George Clooney had a massive impact on her when he said this

After Twilight, she was cast as Natalie Keener in Up in the Air with George Clooney. Kendrick told Time Out UK that it was her first time playing a character her own age. "I've played high-school kids my whole life, this time I felt like I was sitting at the grown-ups' table," she said. She loved playing the role of a strong, well-rounded woman who wasn't sexualized or used as a romantic prop for Clooney's character. Instead, she said, "[Natalie] tries to be one of the boys. ... Her way of doing that is to take the hardest job going, just to prove she can do it."

She was also super nervous about working with Clooney, but he helped her relax by admitting that he gets nervous too. She discussed her nerves on the WTF with Marc Maron podcast (via Vanity Fair), saying that when Clooney said he gets nervous, "It was the smallest thing, but it, like, opened up my world. ... Just a couple of words from [Clooney] and you're like, "Oh, my God, he's a person! I'm a person. WE'RE THE SAME!"

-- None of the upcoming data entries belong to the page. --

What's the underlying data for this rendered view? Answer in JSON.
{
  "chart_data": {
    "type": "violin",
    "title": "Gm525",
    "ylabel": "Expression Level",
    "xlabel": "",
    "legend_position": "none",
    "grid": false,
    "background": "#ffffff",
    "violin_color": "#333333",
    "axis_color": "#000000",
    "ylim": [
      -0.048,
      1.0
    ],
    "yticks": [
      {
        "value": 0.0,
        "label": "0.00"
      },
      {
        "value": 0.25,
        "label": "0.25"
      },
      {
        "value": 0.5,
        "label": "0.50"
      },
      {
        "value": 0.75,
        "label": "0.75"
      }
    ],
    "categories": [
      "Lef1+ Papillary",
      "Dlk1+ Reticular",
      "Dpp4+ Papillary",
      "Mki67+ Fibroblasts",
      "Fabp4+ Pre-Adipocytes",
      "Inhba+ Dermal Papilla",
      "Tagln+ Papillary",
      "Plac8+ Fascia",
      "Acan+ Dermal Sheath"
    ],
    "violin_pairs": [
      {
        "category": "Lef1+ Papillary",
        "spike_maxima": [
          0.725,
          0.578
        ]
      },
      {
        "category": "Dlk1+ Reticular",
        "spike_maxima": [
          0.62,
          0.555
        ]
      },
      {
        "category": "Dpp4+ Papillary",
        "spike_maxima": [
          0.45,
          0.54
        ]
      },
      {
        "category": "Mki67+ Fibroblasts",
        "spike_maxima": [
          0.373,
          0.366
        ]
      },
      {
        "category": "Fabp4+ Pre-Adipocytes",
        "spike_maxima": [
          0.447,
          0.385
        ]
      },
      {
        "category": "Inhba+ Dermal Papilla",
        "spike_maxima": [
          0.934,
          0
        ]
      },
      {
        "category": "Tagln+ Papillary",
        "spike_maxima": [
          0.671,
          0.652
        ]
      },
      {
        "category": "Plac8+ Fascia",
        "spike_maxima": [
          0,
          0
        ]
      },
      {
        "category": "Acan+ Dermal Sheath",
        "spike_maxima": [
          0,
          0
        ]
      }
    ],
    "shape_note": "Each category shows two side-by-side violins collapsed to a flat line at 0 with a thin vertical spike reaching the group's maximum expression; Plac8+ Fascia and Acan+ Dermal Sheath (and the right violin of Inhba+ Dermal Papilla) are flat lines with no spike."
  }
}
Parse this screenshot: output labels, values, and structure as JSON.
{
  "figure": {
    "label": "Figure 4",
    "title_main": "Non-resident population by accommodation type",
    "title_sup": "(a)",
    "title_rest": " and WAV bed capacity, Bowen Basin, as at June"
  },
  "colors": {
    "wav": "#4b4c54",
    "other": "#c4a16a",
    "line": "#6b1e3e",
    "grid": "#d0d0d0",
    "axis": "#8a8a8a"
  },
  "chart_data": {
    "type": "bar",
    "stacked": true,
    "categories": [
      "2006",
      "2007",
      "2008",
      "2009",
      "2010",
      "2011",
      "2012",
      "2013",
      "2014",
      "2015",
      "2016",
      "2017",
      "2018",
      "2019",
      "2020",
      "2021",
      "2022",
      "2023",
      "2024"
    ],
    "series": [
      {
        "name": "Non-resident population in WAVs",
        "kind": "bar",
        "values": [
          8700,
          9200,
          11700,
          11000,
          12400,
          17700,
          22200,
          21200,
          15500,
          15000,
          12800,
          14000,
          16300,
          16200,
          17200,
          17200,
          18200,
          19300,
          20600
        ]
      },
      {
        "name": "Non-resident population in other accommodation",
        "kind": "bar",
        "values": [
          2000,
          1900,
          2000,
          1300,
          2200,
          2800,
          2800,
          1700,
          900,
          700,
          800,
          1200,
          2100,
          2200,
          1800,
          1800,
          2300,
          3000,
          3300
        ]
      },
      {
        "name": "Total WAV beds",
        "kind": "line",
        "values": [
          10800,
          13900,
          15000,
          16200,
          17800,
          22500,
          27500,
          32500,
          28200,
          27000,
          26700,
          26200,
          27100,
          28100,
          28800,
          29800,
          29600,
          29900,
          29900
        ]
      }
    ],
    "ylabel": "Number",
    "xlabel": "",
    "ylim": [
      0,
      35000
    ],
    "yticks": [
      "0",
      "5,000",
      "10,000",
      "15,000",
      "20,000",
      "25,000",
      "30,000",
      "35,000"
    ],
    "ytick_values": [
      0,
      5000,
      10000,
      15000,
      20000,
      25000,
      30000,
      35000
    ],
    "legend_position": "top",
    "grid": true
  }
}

She still doesn't feel like a grown-up

"There are times when I still feel like an actual toddler in a grown-up — well, semi-grown-up — body," she explained to Glamour in 2015, just before her 30th birthday. "I feel I'm masquerading as an adult when I don't have the kind of friendships and routines that I thought you were supposed to have as an adult. It's the 'Friends lied to me!' syndrome."

In fact, her feeling of not being on top of life as an adult was part of what led to her decision to write Scrappy Little Nobody. "I think there's something that happens in my brain, and I hope I'm not alone in this, where I feel like everybody but me is a grown-up," she told Vogue in 2016. And, as she explained, the driving force behind the book was not only to entertain, but to connect with others and help them feel less alone. "My goals for this book were to make people laugh, to feel connected to people, and maybe get people to feel more connected to me," she said. You're definitely not alone in this, Anna — we suspect many women can relate!

She broke up with a guy because he wouldn't stop tickling her

Anna Kendrick told Elle that she used have a hard time telling people how she felt. "I thought, 'Those aren't facts. I can't make an argument based on my feelings.'" She eventually had a realization that it's not about arguing, but rather recognizing your own individual needs.

In fact, she put this into practice when a guy she was dating refused to stop tickling her, even though she had asked him to stop. She told Elle, "I said, 'I know that's cute and that people do it, but I really don't like being tickled. It really makes me feel trapped and panicked. I know it's silly and funny for most people, but I really hate it, so could you please not?'" 

He didn't take her request seriously, and he kept trying to tickle her — so, despite some concern that she might wind up being labeled "the crazy girl," she broke up with him. "I just had to go, 'No, I broke up with you because I told you something was important to me, and you didn't respect that,'" she said. 

She's a huge fan of funky socks

A devotee of fun, cute printed underwear and socks, as she approached her 30th birthday, she told told that she'd become a bit worried that once she passed the big 3-0, she might not be able to keep rocking her favorite funky socks — and would instead have to start wearing very grown-up, very serious black socks. "But no," she said with relief. 

"I've got this really crazy thing where I feel like if I had all black socks, I would not put the sock with its original pair and I'd be able to feel how much I'd worn them," she explained. "That has happened to me before... it bothered me so much that I was like, I'm going to get all printed socks so they're always with the original pair." In fact, she explained to Cosmo, her favorite pair of socks features two halves of a Boxer puppy's face — and if that's not endearing, we don't know what is.